The silver lining behind such injustices is that they are often a source of motivation for people to come together and mobilize their efforts in bringing about change in the world. The past two years have precipitated many global movements for social justice, with what some argue to be a rekindled consciousness for the value of life, human rights, and equality. There is a growing sense of urgency to act and advocate for those who are not able to stand up for themselves.
This weekend, we celebrate the man who represents a revival of justice in the world. Narrations tell us that The Mahdi (atf)’s reappearance will be a major catalyst for global change, and that under his governance, all individuals, communities, and nations will understand and enjoy what it means to live in an ideal society – a society that is established on the platform of true justice.
Justice, or Adalat, is an usool-e-deen, one of the five integral roots upon which Islam stands and flourishes. There are several verses in the Quran that emphasize and instruct us on dealing with others fairly:
“… Be persistently standing firm in justice, witnesses for God, even if it be against yourselves or parents and relatives. Whether one is rich or poor, Allah is more worthy of both.” (4:135)

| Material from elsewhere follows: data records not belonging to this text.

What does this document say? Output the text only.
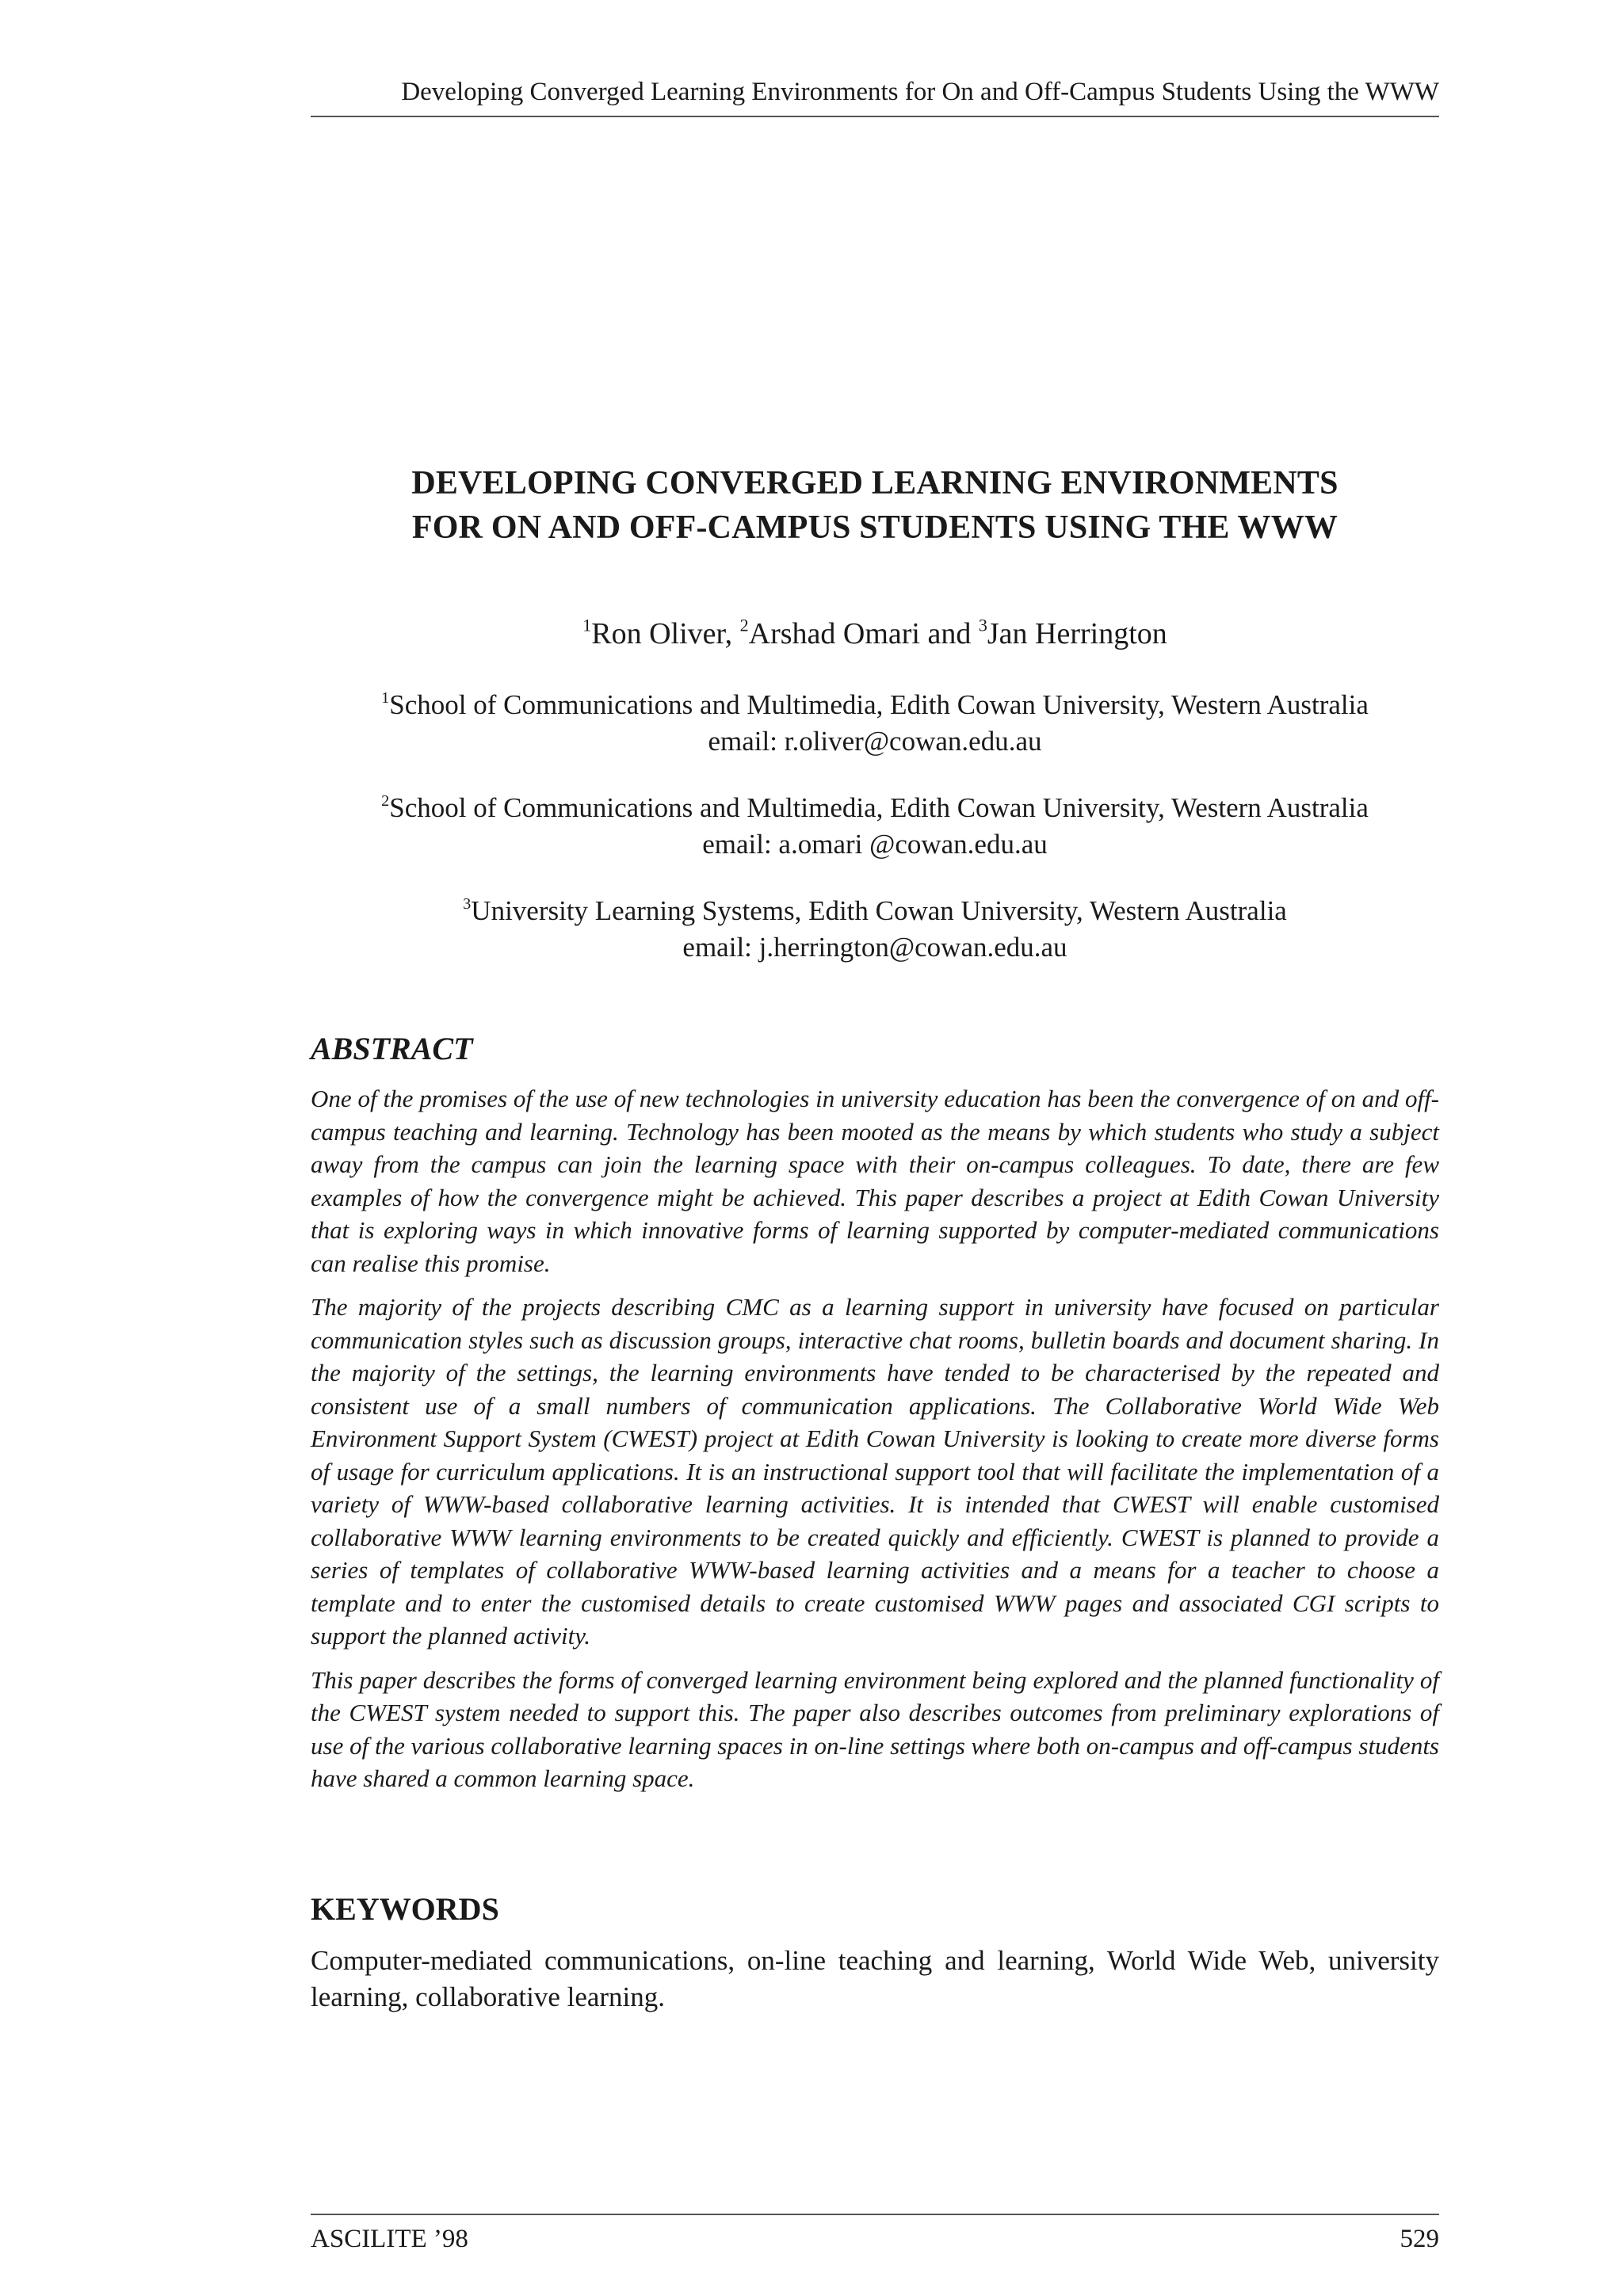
Developing Converged Learning Environments for On and Off-Campus Students Using the WWW
DEVELOPING CONVERGED LEARNING ENVIRONMENTS
FOR ON AND OFF-CAMPUS STUDENTS USING THE WWW
$^1$Ron Oliver, $^2$Arshad Omari and $^3$Jan Herrington
$^1$School of Communications and Multimedia, Edith Cowan University, Western Australia
email: r.oliver@cowan.edu.au
$^2$School of Communications and Multimedia, Edith Cowan University, Western Australia
email: a.omari @cowan.edu.au
$^3$University Learning Systems, Edith Cowan University, Western Australia
email: j.herrington@cowan.edu.au
ABSTRACT

One of the promises of the use of new technologies in university education has been the convergence of on and off-campus teaching and learning. Technology has been mooted as the means by which students who study a subject away from the campus can join the learning space with their on-campus colleagues. To date, there are few examples of how the convergence might be achieved. This paper describes a project at Edith Cowan University that is exploring ways in which innovative forms of learning supported by computer-mediated communications can realise this promise.

The majority of the projects describing CMC as a learning support in university have focused on particular communication styles such as discussion groups, interactive chat rooms, bulletin boards and document sharing. In the majority of the settings, the learning environments have tended to be characterised by the repeated and consistent use of a small numbers of communication applications. The Collaborative World Wide Web Environment Support System (CWEST) project at Edith Cowan University is looking to create more diverse forms of usage for curriculum applications. It is an instructional support tool that will facilitate the implementation of a variety of WWW-based collaborative learning activities. It is intended that CWEST will enable customised collaborative WWW learning environments to be created quickly and efficiently. CWEST is planned to provide a series of templates of collaborative WWW-based learning activities and a means for a teacher to choose a template and to enter the customised details to create customised WWW pages and associated CGI scripts to support the planned activity.

This paper describes the forms of converged learning environment being explored and the planned functionality of the CWEST system needed to support this. The paper also describes outcomes from preliminary explorations of use of the various collaborative learning spaces in on-line settings where both on-campus and off-campus students have shared a common learning space.

KEYWORDS

Computer-mediated communications, on-line teaching and learning, World Wide Web, university learning, collaborative learning.

ASCILITE ’98	529
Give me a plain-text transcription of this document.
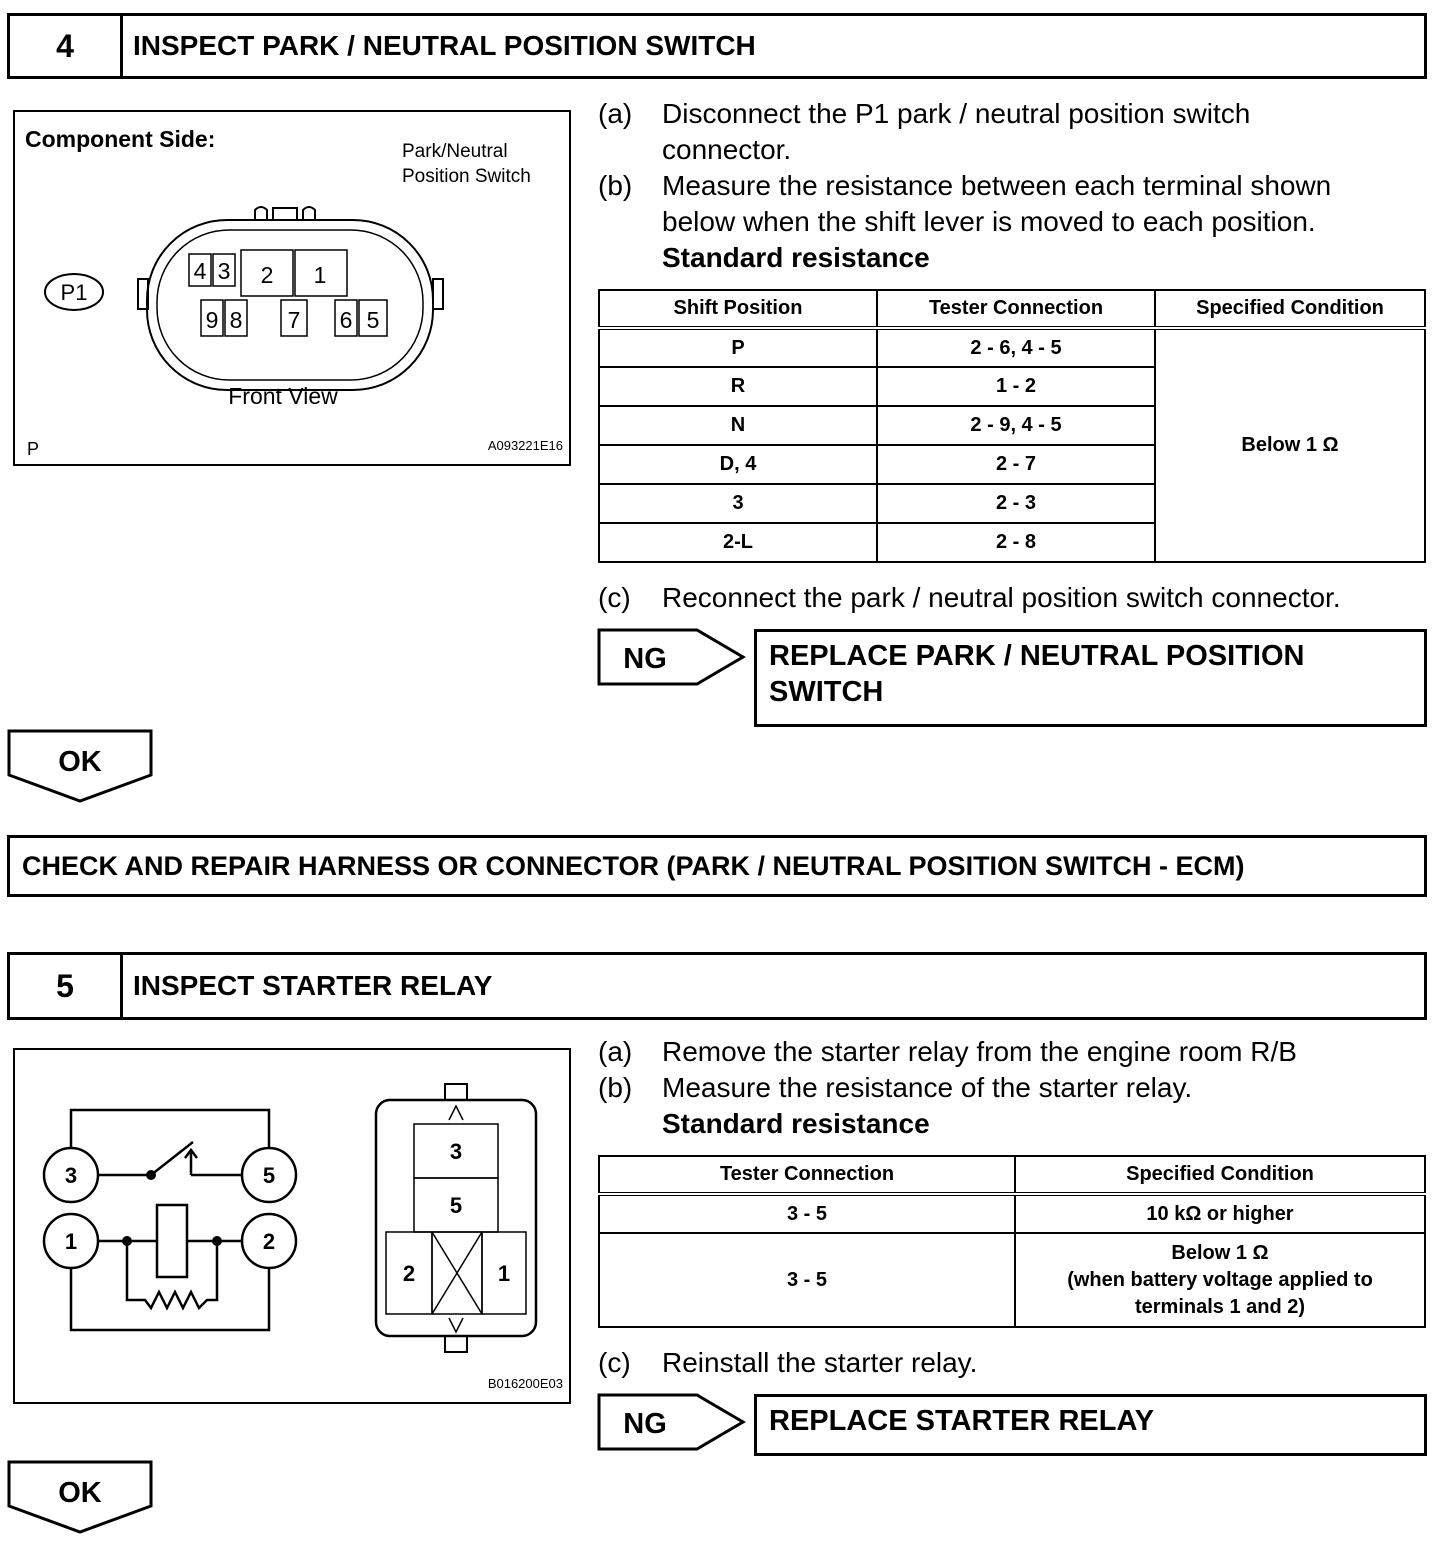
4	INSPECT PARK / NEUTRAL POSITION SWITCH
Component Side:	Park/Neutral
Position Switch
P1
4 3 2 1
9 8 7 6 5
Front View
P	A093221E16
(a)	Disconnect the P1 park / neutral position switch
connector.
(b)	Measure the resistance between each terminal shown
below when the shift lever is moved to each position.
Standard resistance
Shift Position	Tester Connection	Specified Condition
P	2 - 6, 4 - 5	Below 1 Ω
R	1 - 2	
N	2 - 9, 4 - 5	
D, 4	2 - 7	
3	2 - 3	
2-L	2 - 8	
(c)	Reconnect the park / neutral position switch connector.
NG	REPLACE PARK / NEUTRAL POSITION
SWITCH
OK
CHECK AND REPAIR HARNESS OR CONNECTOR (PARK / NEUTRAL POSITION SWITCH - ECM)
5	INSPECT STARTER RELAY
3	5
1	2
3
5
2	1
B016200E03
(a)	Remove the starter relay from the engine room R/B
(b)	Measure the resistance of the starter relay.
Standard resistance
Tester Connection	Specified Condition
3 - 5	10 kΩ or higher
3 - 5	Below 1 Ω
(when battery voltage applied to
terminals 1 and 2)
(c)	Reinstall the starter relay.
NG	REPLACE STARTER RELAY
OK
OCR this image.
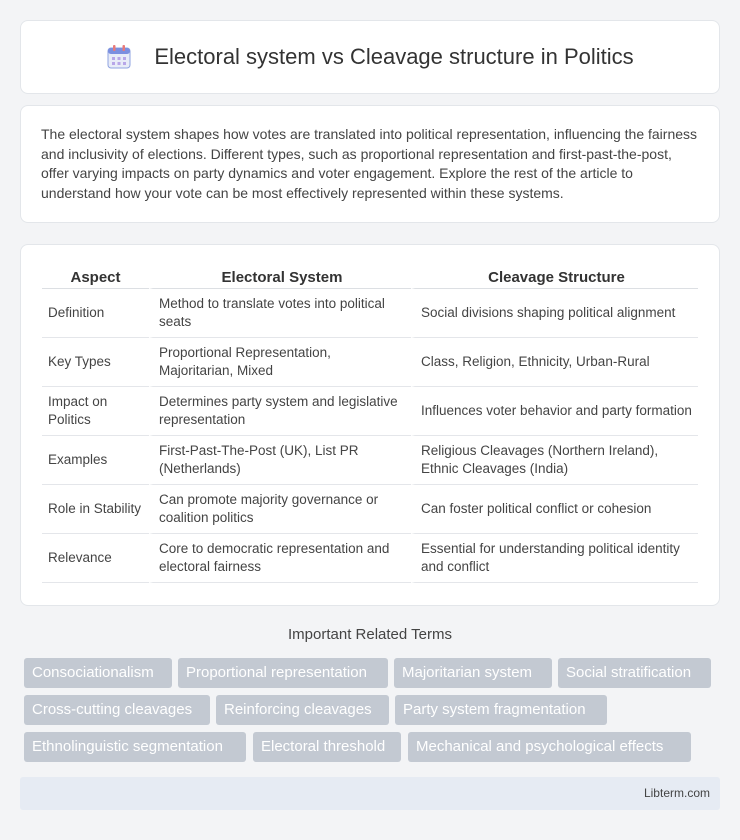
Electoral system vs Cleavage structure in Politics

The electoral system shapes how votes are translated into political representation, influencing the fairness and inclusivity of elections. Different types, such as proportional representation and first-past-the-post, offer varying impacts on party dynamics and voter engagement. Explore the rest of the article to understand how your vote can be most effectively represented within these systems.

Aspect	Electoral System	Cleavage Structure
Definition	Method to translate votes into political seats	Social divisions shaping political alignment
Key Types	Proportional Representation, Majoritarian, Mixed	Class, Religion, Ethnicity, Urban-Rural
Impact on Politics	Determines party system and legislative representation	Influences voter behavior and party formation
Examples	First-Past-The-Post (UK), List PR (Netherlands)	Religious Cleavages (Northern Ireland), Ethnic Cleavages (India)
Role in Stability	Can promote majority governance or coalition politics	Can foster political conflict or cohesion
Relevance	Core to democratic representation and electoral fairness	Essential for understanding political identity and conflict
Important Related Terms
Consociationalism	Proportional representation	Majoritarian system	Social stratification
Cross-cutting cleavages	Reinforcing cleavages	Party system fragmentation
Ethnolinguistic segmentation	Electoral threshold	Mechanical and psychological effects
Libterm.com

“And establish weight in justice and do not make deficient the balance.” (55:9)
Many communities write areezas around the time of the Imam (ajtf)’s birth anniversary, the 15th of Shaban. In these letters, they express their hopes and desires to the Imam, not only for their own personal lives, but also for the lives of others who are suffering and experiencing oppression in different ways. But celebrating the Imam, reciting prayers, sending him letters, and awaiting his reappearance are only small steps towards becoming his and Islam’s ambassadors. To really believe in and be a part of his mission means to imbue those qualities in ourselves today. To think about what justice looks like today. To raise our voices today. And to act with justice in everything thing we do – from the way we interact in businesses and relationships to whether we choose to remain passive in a situation that demands our action.
The Zahra(s) Trust Canada was established on the basis of serving humanity to provide the less fortunate with a chance to thrive, a chance at more equitable opportunities. This is how we are acting alongside the Imam (ajtf) towards justice today. How will YOU act for justice?